Would you consider this statement a fair summary? If not, please indicate an alternative.

• I believe that this statement is a fair view on programmatic advertising however not a fair reflection on Capitec and/or our marketing strategy.
• Our digital media strategy is to serve users who we believe will benefit from our product offering; this unfortunately means serving them ads on sites that communicate misinformation
• Trialling new technologies like programmatic digital advertising means we are constantly learning and optimising
• We blacklist and update exclusions lists on a weekly basis however with the rate at which new sites are created it is something we as a collective (advertisers) need to resolve

2) Who is responsible for your company’s marketing strategy? Do you make use of in-house or external talent to identify and implement these strategies?

• A combination – we have an experienced and diligent marketing department who develop the strategy with external agencies who assist us in the implementation

3) What is the mandate of your company’s marketing strategists mentioned in 2) above in respect of advertising on blacklisted websites?
For example, how do you ensure that your brand is not associated with pornographic or illegal websites?

• We utilise various software for delivery of programmatic ads which are globally recognised which optimise and create lists as a “brand watch”
• Capitec & advertising partners also review websites on a monthly optimisation basis – however as said previously it is very hard to decipher which websites are not legitimate as we target based on users

4) Do you take similar precautions to ensure your brand is not associated with misinformation websites? If not, why not?

• See above

5) Were you aware that your advertisements were being published on websites propagating false stories as news?

• No

Now that you are aware that your brand is advertising on misinformation websites, what steps do you intend taking to safeguard the integrity of your brand?

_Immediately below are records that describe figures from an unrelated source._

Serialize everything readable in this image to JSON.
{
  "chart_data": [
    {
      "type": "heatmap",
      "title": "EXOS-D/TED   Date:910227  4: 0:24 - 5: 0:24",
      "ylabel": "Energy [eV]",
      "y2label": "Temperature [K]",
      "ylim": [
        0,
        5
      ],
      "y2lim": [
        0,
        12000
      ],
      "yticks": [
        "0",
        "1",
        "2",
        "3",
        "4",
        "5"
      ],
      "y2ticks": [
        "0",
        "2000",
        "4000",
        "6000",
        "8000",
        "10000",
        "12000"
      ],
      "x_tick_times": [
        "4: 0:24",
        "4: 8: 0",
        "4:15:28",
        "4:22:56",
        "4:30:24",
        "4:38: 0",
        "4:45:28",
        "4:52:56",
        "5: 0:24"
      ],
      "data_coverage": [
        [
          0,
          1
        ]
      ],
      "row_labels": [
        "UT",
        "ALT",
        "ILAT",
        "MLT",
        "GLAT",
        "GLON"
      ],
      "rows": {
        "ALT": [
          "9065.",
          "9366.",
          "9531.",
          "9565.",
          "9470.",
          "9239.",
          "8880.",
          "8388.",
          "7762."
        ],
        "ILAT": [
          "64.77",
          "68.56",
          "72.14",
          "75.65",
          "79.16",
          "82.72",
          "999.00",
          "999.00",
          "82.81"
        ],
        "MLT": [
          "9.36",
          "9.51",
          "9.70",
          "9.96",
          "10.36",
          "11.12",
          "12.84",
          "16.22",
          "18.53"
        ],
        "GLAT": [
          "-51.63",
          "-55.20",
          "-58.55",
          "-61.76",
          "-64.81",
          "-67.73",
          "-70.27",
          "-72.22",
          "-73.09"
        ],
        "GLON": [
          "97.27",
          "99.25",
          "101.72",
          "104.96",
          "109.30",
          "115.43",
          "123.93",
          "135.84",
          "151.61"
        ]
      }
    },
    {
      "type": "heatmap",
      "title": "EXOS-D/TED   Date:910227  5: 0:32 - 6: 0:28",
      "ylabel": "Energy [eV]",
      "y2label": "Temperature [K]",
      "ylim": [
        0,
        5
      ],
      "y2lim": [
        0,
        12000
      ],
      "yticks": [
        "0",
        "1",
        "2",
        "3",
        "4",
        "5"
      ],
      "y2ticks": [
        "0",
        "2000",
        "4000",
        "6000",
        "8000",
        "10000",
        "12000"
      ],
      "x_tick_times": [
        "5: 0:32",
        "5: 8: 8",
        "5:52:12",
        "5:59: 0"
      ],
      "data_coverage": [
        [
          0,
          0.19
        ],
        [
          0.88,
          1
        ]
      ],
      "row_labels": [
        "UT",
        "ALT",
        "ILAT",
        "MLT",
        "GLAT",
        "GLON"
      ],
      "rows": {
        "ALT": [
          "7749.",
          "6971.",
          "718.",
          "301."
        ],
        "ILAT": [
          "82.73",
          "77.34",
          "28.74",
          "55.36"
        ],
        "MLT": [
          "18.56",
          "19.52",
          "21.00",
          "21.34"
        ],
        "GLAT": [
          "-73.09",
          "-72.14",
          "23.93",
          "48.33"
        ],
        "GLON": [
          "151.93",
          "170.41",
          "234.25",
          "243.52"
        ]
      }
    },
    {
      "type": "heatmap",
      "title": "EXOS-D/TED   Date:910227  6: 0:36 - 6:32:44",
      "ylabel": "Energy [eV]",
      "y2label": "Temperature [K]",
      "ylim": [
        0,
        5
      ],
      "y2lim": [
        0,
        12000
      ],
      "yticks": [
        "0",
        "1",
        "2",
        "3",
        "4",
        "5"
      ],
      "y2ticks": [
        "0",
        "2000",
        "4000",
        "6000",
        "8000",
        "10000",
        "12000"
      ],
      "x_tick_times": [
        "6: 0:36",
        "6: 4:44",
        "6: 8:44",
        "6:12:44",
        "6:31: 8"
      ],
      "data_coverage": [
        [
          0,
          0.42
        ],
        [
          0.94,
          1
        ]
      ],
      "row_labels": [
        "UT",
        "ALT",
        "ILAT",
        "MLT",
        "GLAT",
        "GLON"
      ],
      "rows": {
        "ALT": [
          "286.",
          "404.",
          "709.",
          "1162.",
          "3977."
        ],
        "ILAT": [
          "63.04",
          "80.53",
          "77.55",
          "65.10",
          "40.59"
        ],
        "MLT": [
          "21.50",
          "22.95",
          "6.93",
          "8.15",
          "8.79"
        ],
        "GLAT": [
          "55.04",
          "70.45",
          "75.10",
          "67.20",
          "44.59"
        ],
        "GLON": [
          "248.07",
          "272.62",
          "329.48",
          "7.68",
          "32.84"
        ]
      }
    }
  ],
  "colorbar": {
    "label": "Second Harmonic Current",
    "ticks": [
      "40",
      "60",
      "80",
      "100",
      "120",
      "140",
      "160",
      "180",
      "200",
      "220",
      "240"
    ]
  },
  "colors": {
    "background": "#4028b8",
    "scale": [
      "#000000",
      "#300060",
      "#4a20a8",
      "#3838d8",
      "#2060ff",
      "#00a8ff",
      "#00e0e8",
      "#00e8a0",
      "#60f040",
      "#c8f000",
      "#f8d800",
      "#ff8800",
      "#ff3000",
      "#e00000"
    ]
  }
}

• We will need to step up our efforts at a greater scale; this is something that the marketing, advertising & media industries need to rally around and make a concerted effort against unknowingly supporting fake news.


Charl Nel
Head: Communications


(20 August 2018)

Hello jean

Further to my mail I just sent you can also see this as background on how we approach the issue:

Here’s a list of all the measures that PHD (our media agency) put into place to ensure that our ads are shown in a brand-safe environment:

The following are the content labels used for campaigns using tools such as Campaign Manager and Display & Video 360. These are deemed safe content areas.
• DL-G: Content suitable for general audiences.
• DL-PG: Content suitable for most audiences with parental guidance.
• DL-T: Content suitable for teen and older audiences.
• DL-MA: Content suitable only for mature audiences.
• Not yet labelled: Content that has not been labelled.

Sensitive Category Exclusions – PHD have a full list of sites and keywords (for both Programmatic and Search) which are updated on a monthly basis both locally and from their global parent company. These categories include:
• Adult
• Derogatory
• Download & Sharing
• Weapons
• Gambling
• Violence
• Suggestive
• Profanity
• Alcohol
• Fake News
• Drugs
• Tobacco
• Politics
• Religion
• Tragedy
• Transportation Accidents
• Sensitive Social Issues

Note that Fake News is called out as an excluded category.

In addition 3rd party verification services are used to provide additional assistance:
• Integral Ad Science – this tool also ensures that ads aren’t shown in unsafe or inappropriate content
• Double Verify – authenticates the quality of digital media and is the industry-leading standard
• Adloox – AdLoox is yet another tool to ensure that ads aren’t shown in unsafe or inappropriate content

As can be seen we already take every precaution possible to ensure that our ads are shown in a brand-safe environment with a three levels of protection. However at the rate at which these fake news sites are created, it is difficult to catch them all. This is something that the industry is deliberately working hard against as it’s hard to ensure we always have them all blacklisted. Furthermore, Fake News Sites is semi-subjective and it’s sometimes difficult to ascertain if the site is indeed, fake news.

A recommendation which PHD made to journalists in the past would be to create a portal or list where journalists can flag any new Fake News Sites they come across so that agencies and companies can ensure not to indirectly support these sites. Ultimately, as I mentioned before, this is not an advertiser problem alone. Through joint effort, the problem can possibly be combated.

In closing, we have updated our list of prohibited sites with these two screenshots.